There were 925 households, out of which 32.1% had children under the age of 18 living with them, 62.7% were married couples living together, 8.8% had a female householder with no husband present, and 25.4% were non-families. 22.8% of all households were made up of individuals, and 10.5% had someone living alone who was 65 years of age or older. The average household size was 2.54 and the average family size was 3.00.

In the township, the population was spread out, with 23.6% under the age of 18, 7.6% from 18 to 24, 26.5% from 25 to 44, 26.6% from 45 to 64, and 15.6% who were 65 years of age or older. The median age was 41 years. For every 100 females, there were 97.8 males. For every 100 females age 18 and over, there were 92.7 males.

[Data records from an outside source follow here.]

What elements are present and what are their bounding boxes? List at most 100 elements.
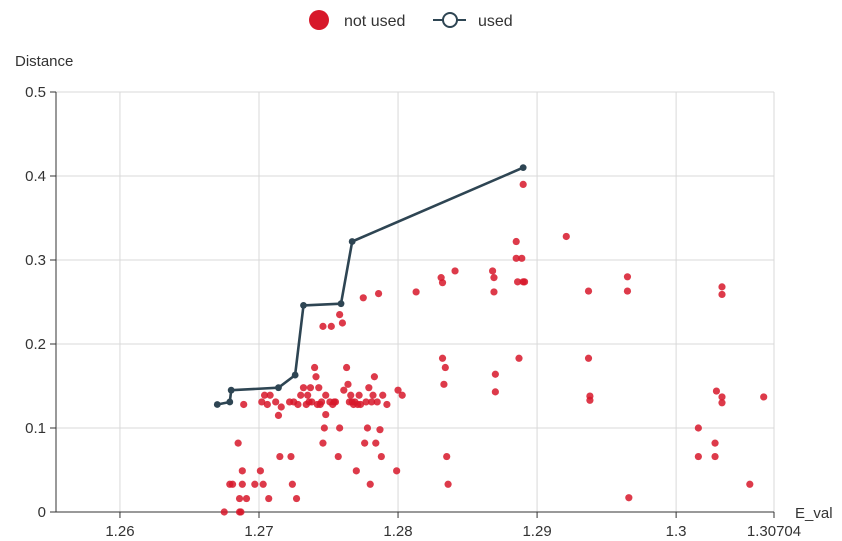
data-point-not-used — [306, 384, 315, 392]
data-point-not-used — [292, 494, 301, 503]
data-point-used — [227, 386, 235, 394]
legend[interactable]: not used used — [309, 10, 513, 30]
series-line-used — [217, 166, 524, 406]
data-point-not-used — [355, 391, 363, 399]
data-point-not-used — [320, 424, 328, 432]
ticks: 0 0.1 0.2 0.3 0.4 0.5 1.26 1.27 1.28 1.29 1.3 1.307… — [25, 84, 801, 540]
data-point-not-used — [347, 391, 355, 399]
data-point-not-used — [259, 480, 267, 488]
data-point-not-used — [322, 410, 330, 419]
data-point-used — [300, 301, 307, 309]
data-point-not-used — [266, 391, 274, 399]
data-point-not-used — [370, 373, 379, 381]
data-point-not-used — [288, 480, 296, 488]
y-tick-label: 0.3 — [25, 252, 46, 269]
data-point-not-used — [491, 370, 499, 378]
data-point-not-used — [299, 384, 308, 392]
data-point-not-used — [398, 391, 406, 399]
data-point-not-used — [308, 398, 316, 406]
data-point-not-used — [488, 267, 497, 275]
x-tick-label: 1.28 — [383, 523, 412, 540]
data-point-not-used — [263, 400, 271, 409]
data-point-not-used — [712, 387, 721, 395]
data-point-not-used — [394, 386, 402, 394]
data-point-not-used — [277, 403, 285, 411]
data-point-not-used — [366, 480, 374, 488]
x-tick-label: 1.27 — [244, 523, 273, 540]
x-tick-label: 1.30704 — [747, 523, 801, 540]
data-point-not-used — [512, 254, 520, 262]
data-point-not-used — [331, 398, 340, 406]
y-tick-label: 0.2 — [25, 336, 46, 353]
data-point-not-used — [319, 439, 327, 447]
data-point-not-used — [228, 480, 237, 488]
data-point-not-used — [362, 398, 370, 406]
data-point-not-used — [718, 290, 726, 299]
data-point-not-used — [319, 322, 327, 330]
y-tick-label: 0.1 — [25, 420, 46, 437]
data-point-not-used — [625, 494, 633, 502]
data-point-not-used — [352, 467, 360, 475]
data-point-not-used — [251, 480, 259, 488]
data-point-used — [519, 164, 527, 172]
data-point-used — [337, 300, 345, 308]
data-point-not-used — [440, 380, 448, 388]
data-point-not-used — [393, 467, 401, 475]
y-tick-label: 0.4 — [25, 168, 46, 185]
plot-area — [213, 164, 768, 516]
data-point-not-used — [311, 363, 319, 372]
y-axis-title: Distance — [15, 53, 73, 70]
data-point-not-used — [237, 508, 245, 516]
data-point-not-used — [586, 396, 594, 404]
data-point-not-used — [374, 290, 383, 298]
x-tick-label: 1.3 — [666, 523, 687, 540]
data-point-not-used — [490, 274, 498, 282]
data-point-not-used — [238, 480, 246, 488]
data-point-not-used — [368, 398, 376, 406]
data-point-not-used — [265, 494, 273, 503]
data-point-not-used — [490, 288, 498, 296]
data-point-not-used — [718, 399, 726, 407]
data-point-not-used — [334, 452, 342, 461]
data-point-not-used — [441, 363, 449, 372]
axes — [55, 92, 774, 513]
y-tick-label: 0 — [38, 504, 46, 521]
data-point-not-used — [451, 267, 459, 275]
data-point-not-used — [294, 400, 302, 409]
data-point-not-used — [438, 279, 447, 287]
x-axis-title: E_val — [795, 505, 833, 522]
data-point-not-used — [694, 452, 702, 461]
legend-used-marker — [442, 12, 458, 28]
grid — [56, 91, 775, 513]
data-point-not-used — [372, 439, 380, 447]
data-point-not-used — [512, 237, 520, 246]
data-point-not-used — [562, 232, 570, 241]
data-point-used — [213, 401, 221, 408]
data-point-not-used — [242, 494, 251, 503]
data-point-not-used — [365, 384, 373, 392]
data-point-not-used — [520, 278, 529, 286]
data-point-not-used — [297, 391, 305, 399]
data-point-not-used — [623, 273, 632, 281]
data-point-not-used — [514, 278, 522, 286]
data-point-not-used — [260, 391, 269, 399]
data-point-not-used — [373, 398, 381, 406]
data-point-not-used — [519, 180, 527, 188]
data-point-not-used — [340, 386, 348, 394]
data-point-not-used — [379, 391, 387, 399]
data-point-not-used — [338, 319, 347, 327]
data-point-used — [291, 371, 299, 379]
data-point-not-used — [361, 439, 369, 447]
data-point-used — [275, 384, 282, 392]
data-point-not-used — [518, 254, 526, 262]
data-point-not-used — [369, 391, 377, 399]
data-point-not-used — [718, 283, 726, 291]
data-point-not-used — [276, 452, 284, 461]
data-point-not-used — [491, 388, 499, 396]
data-point-not-used — [274, 411, 283, 419]
data-point-not-used — [383, 400, 391, 409]
data-point-not-used — [412, 288, 420, 296]
data-point-not-used — [258, 398, 266, 406]
data-point-not-used — [356, 400, 365, 409]
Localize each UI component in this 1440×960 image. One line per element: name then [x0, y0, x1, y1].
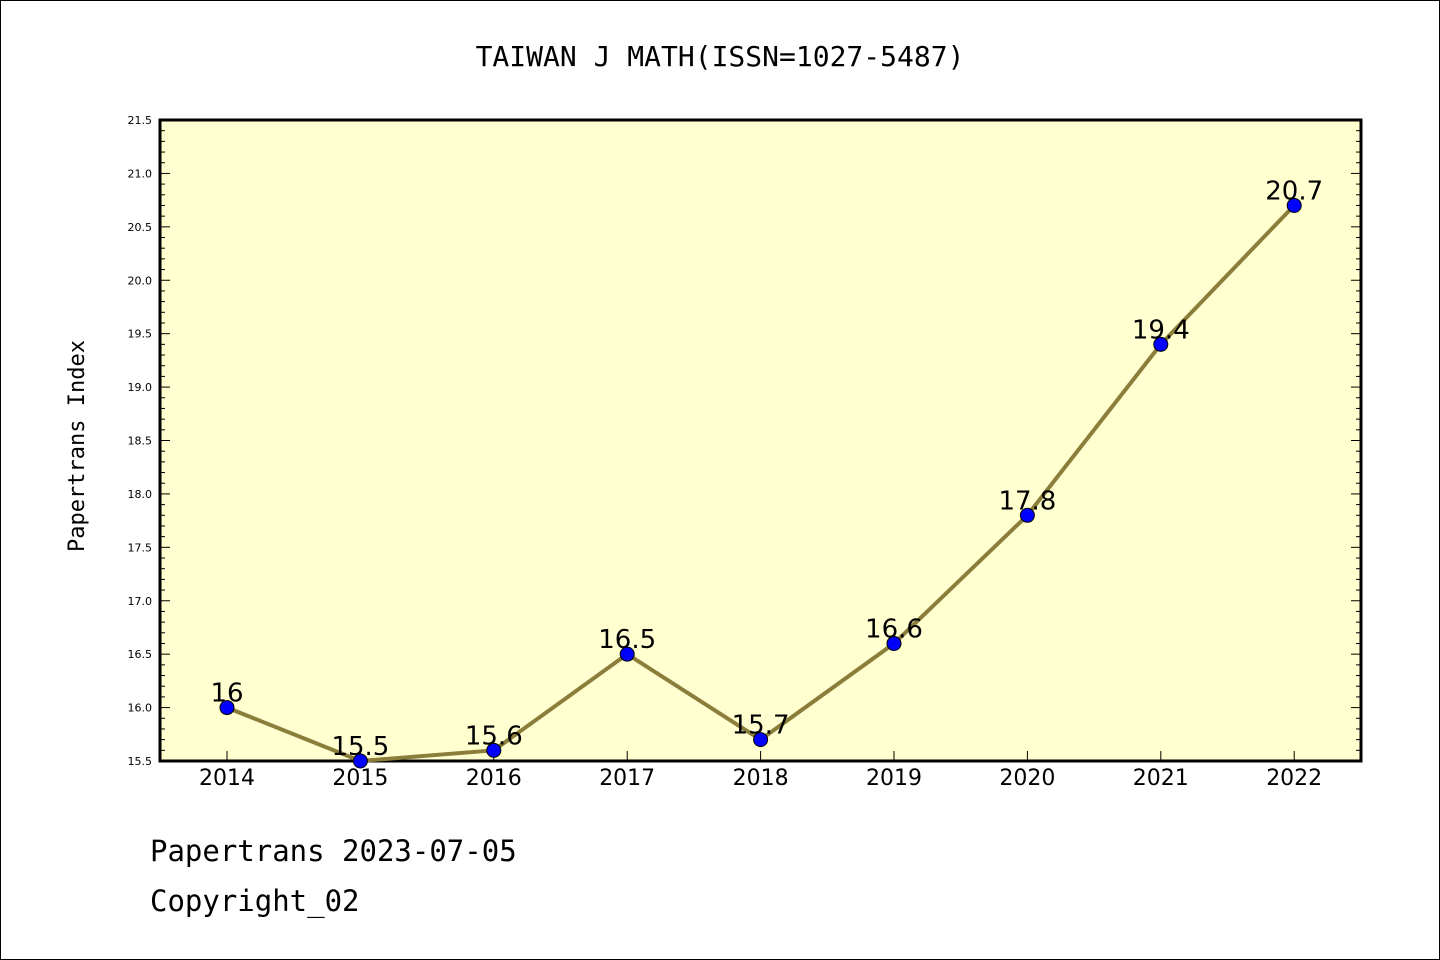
- y-tick-label: 19.5: [128, 328, 153, 341]
- y-tick-label: 19.0: [128, 381, 153, 394]
- y-tick-label: 20.0: [128, 274, 153, 287]
- y-tick-label: 17.0: [128, 595, 153, 608]
- x-tick-label: 2022: [1266, 766, 1322, 791]
- data-point: [219, 700, 235, 716]
- y-tick-label: 18.5: [128, 435, 153, 448]
- y-tick-label: 20.5: [128, 221, 153, 234]
- data-label: 15.7: [732, 711, 790, 741]
- series: [219, 197, 1302, 769]
- chart-title: TAIWAN J MATH(ISSN=1027-5487): [476, 40, 965, 73]
- x-tick-label: 2017: [599, 766, 655, 791]
- data-point: [753, 732, 769, 748]
- x-tick-label: 2014: [199, 766, 255, 791]
- data-point: [1019, 507, 1035, 523]
- data-point: [1286, 197, 1302, 213]
- x-tick-label: 2018: [733, 766, 789, 791]
- data-point: [352, 753, 368, 769]
- data-label: 15.6: [465, 721, 523, 751]
- footer-date: Papertrans 2023-07-05: [150, 834, 517, 868]
- x-tick-label: 2020: [999, 766, 1055, 791]
- data-label: 16: [210, 679, 243, 709]
- footer-copyright: Copyright_02: [150, 884, 360, 918]
- y-tick-label: 18.0: [128, 488, 153, 501]
- x-tick-label: 2021: [1133, 766, 1189, 791]
- plot-area: [158, 118, 1363, 763]
- x-tick-label: 2015: [332, 766, 388, 791]
- y-tick-label: 21.5: [128, 114, 153, 127]
- y-tick-label: 21.0: [128, 167, 153, 180]
- data-point: [1153, 336, 1169, 352]
- y-tick-label: 16.0: [128, 702, 153, 715]
- data-point: [886, 635, 902, 651]
- data-label: 16.5: [598, 625, 656, 655]
- x-tick-label: 2016: [466, 766, 522, 791]
- y-tick-label: 15.5: [128, 755, 153, 768]
- data-point: [619, 646, 635, 662]
- y-axis: 15.5 16.0 16.5 17.0 17.5 18.0 18.5 19.0 19.5 20.0…: [128, 114, 1361, 768]
- data-labels: 16 15.5 15.6 16.5 15.7 16.6 17.8 19.4 20.7: [210, 176, 1323, 762]
- y-tick-label: 16.5: [128, 648, 153, 661]
- data-label: 15.5: [331, 732, 389, 762]
- data-label: 19.4: [1132, 315, 1190, 345]
- data-label: 17.8: [998, 486, 1056, 516]
- data-label: 20.7: [1265, 176, 1323, 206]
- data-point: [486, 742, 502, 758]
- y-tick-label: 17.5: [128, 541, 153, 554]
- data-label: 16.6: [865, 614, 923, 644]
- x-tick-label: 2019: [866, 766, 922, 791]
- x-axis: 2014 2015 2016 2017 2018 2019 2020 2021 2022: [199, 751, 1322, 791]
- y-axis-label: Papertrans Index: [65, 340, 90, 552]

The median income for a household in the township was $41,389, and the median income for a family was $47,939. Males had a median income of $33,413 versus $21,038 for females. The per capita income for the township was $17,055. About 2.9% of families and 6.5% of the population were below the poverty line, including 7.7% of those under age 18 and 11.3% of those age 65 or over.

==Education==
The Laurel School District serves the township.